MANHATTAN
Avec « Annie Hall », j’avais eu un coup de cœur direct du début à la fin du film. Le cas de « Manhattan », réalisé dans la même période, est un peu différent. Sur le moment, c’est un long-métrage très agréable, certes, mais moins extraordinaire que le précédent nommé. Par contre, avec le recul et les révisions, il ne cesse de se bonifier.

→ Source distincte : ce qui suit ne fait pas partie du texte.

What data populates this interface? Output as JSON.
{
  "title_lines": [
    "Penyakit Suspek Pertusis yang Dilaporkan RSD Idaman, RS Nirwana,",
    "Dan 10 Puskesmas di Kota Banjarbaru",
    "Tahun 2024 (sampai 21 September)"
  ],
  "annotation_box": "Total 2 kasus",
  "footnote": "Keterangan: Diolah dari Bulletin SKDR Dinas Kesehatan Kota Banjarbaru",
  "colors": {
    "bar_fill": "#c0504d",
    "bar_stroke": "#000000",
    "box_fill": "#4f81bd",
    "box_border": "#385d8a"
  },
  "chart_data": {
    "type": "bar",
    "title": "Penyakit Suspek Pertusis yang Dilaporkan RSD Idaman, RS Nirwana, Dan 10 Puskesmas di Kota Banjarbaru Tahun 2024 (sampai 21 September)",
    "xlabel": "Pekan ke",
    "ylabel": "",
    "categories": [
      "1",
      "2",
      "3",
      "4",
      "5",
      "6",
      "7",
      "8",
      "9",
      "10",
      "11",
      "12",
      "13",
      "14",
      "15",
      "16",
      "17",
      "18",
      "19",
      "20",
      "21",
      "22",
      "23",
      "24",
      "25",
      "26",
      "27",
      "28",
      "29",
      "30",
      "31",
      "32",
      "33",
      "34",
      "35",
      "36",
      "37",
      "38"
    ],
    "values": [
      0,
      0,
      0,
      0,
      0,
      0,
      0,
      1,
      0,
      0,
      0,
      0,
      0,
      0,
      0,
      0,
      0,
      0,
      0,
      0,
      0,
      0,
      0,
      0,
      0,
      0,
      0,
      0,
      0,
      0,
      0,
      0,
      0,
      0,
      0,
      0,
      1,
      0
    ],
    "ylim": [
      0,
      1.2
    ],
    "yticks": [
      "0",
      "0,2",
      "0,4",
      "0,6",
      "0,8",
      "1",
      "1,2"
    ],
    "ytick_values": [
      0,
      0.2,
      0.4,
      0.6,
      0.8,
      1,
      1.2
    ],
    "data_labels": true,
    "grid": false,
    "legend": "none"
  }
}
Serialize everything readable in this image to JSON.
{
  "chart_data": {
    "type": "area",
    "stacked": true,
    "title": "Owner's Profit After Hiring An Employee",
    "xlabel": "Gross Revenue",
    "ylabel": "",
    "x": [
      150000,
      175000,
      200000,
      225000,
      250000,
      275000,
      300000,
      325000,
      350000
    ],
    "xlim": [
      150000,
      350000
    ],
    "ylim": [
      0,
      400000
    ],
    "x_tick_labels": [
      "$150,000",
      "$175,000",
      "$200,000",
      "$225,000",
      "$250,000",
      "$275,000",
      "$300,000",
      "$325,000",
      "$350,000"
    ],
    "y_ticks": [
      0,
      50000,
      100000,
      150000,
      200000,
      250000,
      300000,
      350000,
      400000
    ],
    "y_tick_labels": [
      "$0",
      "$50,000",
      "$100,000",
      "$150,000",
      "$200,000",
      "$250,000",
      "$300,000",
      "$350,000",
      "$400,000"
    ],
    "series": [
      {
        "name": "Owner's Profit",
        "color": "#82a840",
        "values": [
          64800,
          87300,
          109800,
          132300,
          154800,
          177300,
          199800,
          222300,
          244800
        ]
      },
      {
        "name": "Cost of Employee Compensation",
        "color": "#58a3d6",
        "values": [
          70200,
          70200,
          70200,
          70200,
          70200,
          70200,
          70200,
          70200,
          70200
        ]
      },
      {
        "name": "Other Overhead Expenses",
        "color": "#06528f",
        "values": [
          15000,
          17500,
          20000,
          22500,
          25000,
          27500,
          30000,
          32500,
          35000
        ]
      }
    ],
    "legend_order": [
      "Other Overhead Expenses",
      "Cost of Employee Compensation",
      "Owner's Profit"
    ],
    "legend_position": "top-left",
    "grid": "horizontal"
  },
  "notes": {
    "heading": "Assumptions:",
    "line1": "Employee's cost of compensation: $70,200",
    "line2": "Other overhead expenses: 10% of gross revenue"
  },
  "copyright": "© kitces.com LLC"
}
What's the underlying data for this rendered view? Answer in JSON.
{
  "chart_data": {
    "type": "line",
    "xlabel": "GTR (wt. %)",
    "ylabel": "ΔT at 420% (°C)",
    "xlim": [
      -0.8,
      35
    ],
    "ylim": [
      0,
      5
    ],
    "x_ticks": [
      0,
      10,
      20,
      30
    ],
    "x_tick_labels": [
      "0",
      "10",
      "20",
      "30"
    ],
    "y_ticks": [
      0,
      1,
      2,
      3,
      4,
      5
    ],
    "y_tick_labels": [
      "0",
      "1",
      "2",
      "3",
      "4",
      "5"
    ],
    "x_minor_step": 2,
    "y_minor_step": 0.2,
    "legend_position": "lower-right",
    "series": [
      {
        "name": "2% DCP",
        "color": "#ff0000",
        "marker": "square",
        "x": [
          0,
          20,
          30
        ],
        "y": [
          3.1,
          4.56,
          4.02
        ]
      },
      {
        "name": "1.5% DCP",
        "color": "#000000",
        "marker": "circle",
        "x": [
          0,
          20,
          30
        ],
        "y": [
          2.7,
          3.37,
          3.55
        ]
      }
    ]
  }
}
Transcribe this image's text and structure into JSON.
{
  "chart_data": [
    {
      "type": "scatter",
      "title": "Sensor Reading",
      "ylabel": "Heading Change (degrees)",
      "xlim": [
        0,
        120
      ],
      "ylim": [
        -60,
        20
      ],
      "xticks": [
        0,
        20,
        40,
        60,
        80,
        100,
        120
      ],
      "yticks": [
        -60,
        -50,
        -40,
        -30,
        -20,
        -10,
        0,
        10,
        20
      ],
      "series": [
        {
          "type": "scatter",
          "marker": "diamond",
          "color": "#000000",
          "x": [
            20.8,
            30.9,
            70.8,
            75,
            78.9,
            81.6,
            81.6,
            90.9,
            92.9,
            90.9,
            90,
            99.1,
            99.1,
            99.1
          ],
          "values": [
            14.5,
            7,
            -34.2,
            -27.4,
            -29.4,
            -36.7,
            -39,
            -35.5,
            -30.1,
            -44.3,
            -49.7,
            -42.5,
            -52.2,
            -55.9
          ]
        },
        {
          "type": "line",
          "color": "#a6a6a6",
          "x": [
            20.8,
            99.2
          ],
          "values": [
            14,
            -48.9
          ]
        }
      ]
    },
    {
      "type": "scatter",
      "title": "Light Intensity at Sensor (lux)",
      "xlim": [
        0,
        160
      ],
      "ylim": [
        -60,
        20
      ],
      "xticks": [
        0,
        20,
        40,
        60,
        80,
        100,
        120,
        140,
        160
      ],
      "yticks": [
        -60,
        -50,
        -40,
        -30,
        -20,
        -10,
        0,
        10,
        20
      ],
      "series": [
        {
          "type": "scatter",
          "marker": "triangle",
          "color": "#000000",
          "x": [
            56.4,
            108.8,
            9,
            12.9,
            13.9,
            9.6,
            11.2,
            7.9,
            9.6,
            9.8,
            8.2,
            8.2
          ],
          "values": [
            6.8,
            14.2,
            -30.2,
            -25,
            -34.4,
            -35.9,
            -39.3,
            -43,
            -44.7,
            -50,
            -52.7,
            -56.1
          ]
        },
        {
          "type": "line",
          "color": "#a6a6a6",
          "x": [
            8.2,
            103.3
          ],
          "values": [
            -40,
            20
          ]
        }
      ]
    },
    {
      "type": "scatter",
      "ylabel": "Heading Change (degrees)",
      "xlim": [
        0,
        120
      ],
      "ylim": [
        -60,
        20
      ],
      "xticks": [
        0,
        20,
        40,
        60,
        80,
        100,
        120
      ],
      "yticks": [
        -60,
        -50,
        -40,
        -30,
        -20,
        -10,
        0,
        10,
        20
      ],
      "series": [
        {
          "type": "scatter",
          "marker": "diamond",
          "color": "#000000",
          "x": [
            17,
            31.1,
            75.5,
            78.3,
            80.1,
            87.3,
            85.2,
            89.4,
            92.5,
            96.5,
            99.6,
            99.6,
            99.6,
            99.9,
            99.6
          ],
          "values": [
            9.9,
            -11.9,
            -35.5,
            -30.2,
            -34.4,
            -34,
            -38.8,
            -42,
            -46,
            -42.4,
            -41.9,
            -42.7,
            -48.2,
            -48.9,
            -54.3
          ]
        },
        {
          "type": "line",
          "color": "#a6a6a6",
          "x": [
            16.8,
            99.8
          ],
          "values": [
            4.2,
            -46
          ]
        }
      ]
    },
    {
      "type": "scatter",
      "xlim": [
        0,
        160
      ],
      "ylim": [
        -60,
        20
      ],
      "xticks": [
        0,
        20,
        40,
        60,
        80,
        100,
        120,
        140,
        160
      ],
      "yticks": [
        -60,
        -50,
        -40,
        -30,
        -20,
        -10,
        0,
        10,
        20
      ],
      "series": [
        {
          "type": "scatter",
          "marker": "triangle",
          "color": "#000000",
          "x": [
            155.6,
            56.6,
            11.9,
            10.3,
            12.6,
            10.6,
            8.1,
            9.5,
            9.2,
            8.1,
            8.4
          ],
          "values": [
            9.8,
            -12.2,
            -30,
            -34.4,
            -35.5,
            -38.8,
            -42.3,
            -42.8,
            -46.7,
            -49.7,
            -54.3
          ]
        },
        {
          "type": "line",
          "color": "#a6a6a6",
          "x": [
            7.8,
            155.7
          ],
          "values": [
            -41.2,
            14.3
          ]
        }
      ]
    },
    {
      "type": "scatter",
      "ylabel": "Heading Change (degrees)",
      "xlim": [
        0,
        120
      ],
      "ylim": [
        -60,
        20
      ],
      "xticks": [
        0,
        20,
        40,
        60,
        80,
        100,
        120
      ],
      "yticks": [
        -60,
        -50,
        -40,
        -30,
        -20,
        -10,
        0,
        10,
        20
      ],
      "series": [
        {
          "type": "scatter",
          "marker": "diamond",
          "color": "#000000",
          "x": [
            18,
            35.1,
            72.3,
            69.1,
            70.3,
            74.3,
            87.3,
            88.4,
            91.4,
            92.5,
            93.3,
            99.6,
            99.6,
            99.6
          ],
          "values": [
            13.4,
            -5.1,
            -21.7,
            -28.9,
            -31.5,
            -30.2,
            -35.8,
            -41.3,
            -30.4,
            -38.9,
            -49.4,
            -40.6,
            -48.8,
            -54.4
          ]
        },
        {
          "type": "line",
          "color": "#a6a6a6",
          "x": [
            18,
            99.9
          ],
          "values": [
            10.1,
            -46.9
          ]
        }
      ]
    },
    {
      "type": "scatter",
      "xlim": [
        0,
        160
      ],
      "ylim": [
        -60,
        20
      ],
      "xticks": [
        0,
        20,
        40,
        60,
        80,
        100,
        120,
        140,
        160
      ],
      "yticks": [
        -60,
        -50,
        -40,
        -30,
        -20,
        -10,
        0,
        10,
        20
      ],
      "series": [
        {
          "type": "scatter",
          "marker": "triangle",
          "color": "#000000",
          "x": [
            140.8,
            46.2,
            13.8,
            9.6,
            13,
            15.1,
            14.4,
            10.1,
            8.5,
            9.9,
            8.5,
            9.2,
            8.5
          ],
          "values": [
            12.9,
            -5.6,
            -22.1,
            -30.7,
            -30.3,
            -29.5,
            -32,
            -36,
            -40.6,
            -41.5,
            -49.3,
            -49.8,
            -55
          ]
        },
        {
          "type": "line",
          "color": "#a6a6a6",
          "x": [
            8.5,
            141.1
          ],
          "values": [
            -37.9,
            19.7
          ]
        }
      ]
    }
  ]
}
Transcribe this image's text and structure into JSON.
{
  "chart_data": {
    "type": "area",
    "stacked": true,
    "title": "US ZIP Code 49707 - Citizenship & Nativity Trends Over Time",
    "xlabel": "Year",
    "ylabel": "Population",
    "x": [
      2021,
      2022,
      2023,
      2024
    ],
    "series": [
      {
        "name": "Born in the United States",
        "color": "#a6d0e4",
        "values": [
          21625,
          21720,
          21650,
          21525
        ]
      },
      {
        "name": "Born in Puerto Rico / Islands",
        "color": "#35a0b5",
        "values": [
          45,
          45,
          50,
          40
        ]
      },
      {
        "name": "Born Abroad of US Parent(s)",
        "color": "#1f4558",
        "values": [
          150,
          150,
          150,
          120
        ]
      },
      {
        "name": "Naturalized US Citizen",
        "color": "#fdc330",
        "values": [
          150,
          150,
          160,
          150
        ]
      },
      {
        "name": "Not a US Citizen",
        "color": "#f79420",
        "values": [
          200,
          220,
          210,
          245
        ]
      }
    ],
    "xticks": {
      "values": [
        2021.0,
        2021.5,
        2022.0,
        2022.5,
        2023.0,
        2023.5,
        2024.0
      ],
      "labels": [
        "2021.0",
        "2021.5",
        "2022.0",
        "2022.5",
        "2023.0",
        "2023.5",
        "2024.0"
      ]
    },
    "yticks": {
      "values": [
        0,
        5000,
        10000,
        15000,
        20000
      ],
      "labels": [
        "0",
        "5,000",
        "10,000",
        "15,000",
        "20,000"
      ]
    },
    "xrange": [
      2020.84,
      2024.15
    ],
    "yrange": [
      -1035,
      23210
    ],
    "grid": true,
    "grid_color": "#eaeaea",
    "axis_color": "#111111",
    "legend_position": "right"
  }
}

Ce qui le distingue des autres Woody Allen, c’est la déclaration d’amour porté à une ville, à sa ville, New York. Evidemment, cet amour transparait dans bon nombre d’opus alléniens, mais il semble atteindre ici son paroxysme. En témoigne la séquence d’ouverture, cultissime, où le réalisateur écrit et réécrit sans cesse un premier chapitre élogieux sur cette ville. La multiplicité des facettes de la ville transparait, et au final la déclaration d’amour reste inachevée, ce qui la rend encore plus puissante.
Rarement un cinéaste n’aura rendu un tel hommage à une ville. La photographie de Gordon Willis et la musique de George Gershwin méritent bien tous les éloges qu’elles ont reçues. Alors, à défaut d’être très original, je vais moi aussi vous dire que je rêve de visiter ce New-York en noir et blanc, d’avoir une conversation nocturne sous le pont de Queensboro ou de commettre un acte pervers interstellaire sur la lune du Planétarium ! Cette dernière scène est peut-être d’ailleurs la plus belle à mes yeux, avec les silhouettes de nos héros qui se confondent avec les étoiles.
Cette plus-value esthétique embellit un fond typiquement allénien, fait de personnages atypiques et névrosés : woody-yale qui sort avec une étudiante de 17 ans, son ex-femme l’a quitté pour une autre femme, son meilleur ami entretient une relation extra-conjugale. Le tout baigne dans une ambiance ironique réjouissante. Yale-Woody se livre à l’introspection et se montre à la fois hilarant, émouvant et angoissé.
Les dialogues sont toujours aussi inspirés, et les aphorismes mémorables sont légions ; souvenez-vous par exemple de « I’ll probably have to give my parents less money. They’re not gonna be able to get as good a seat in the synagogue. They’ll be in the back, away from God, far from the action. » ou bien de «You rely too much on the brain. The brain is the most overrated organ » !
Ces personnages nous font rire, et nous émeuvent aussi, de par leurs incapacités à saisir totalement le bonheur qu’ils recherchent, par leurs névroses à la fois ridicules et touchantes. On sent l’angoisse de la mort (scène du squelette dans la salle de classe) et de la solitude, du vide de l’existence. Et puis arrive cette dernière partie où super Woody trouve un chemin vers l’optimisme, avec cette scène inoubliable où il énumère toutes les choses qui valorisent la vie, et ce final incroyablement touchant où Mariel Hemingway arrive à le convaincre de « croire un peu plus en l’homme ». Je ne suis pas sûr que Woody Allen acteur ait jamais été plus touchant que dans ce final.
Au final, les personnages se cherchent, se perdent et se trouvent peut être parfois, à la fois dans la gigantesque New York et en eux-mêmes. Et il devient difficile de résister au désir de les accompagner, au risque de se perdre avec eux. New York was his town, and always will be.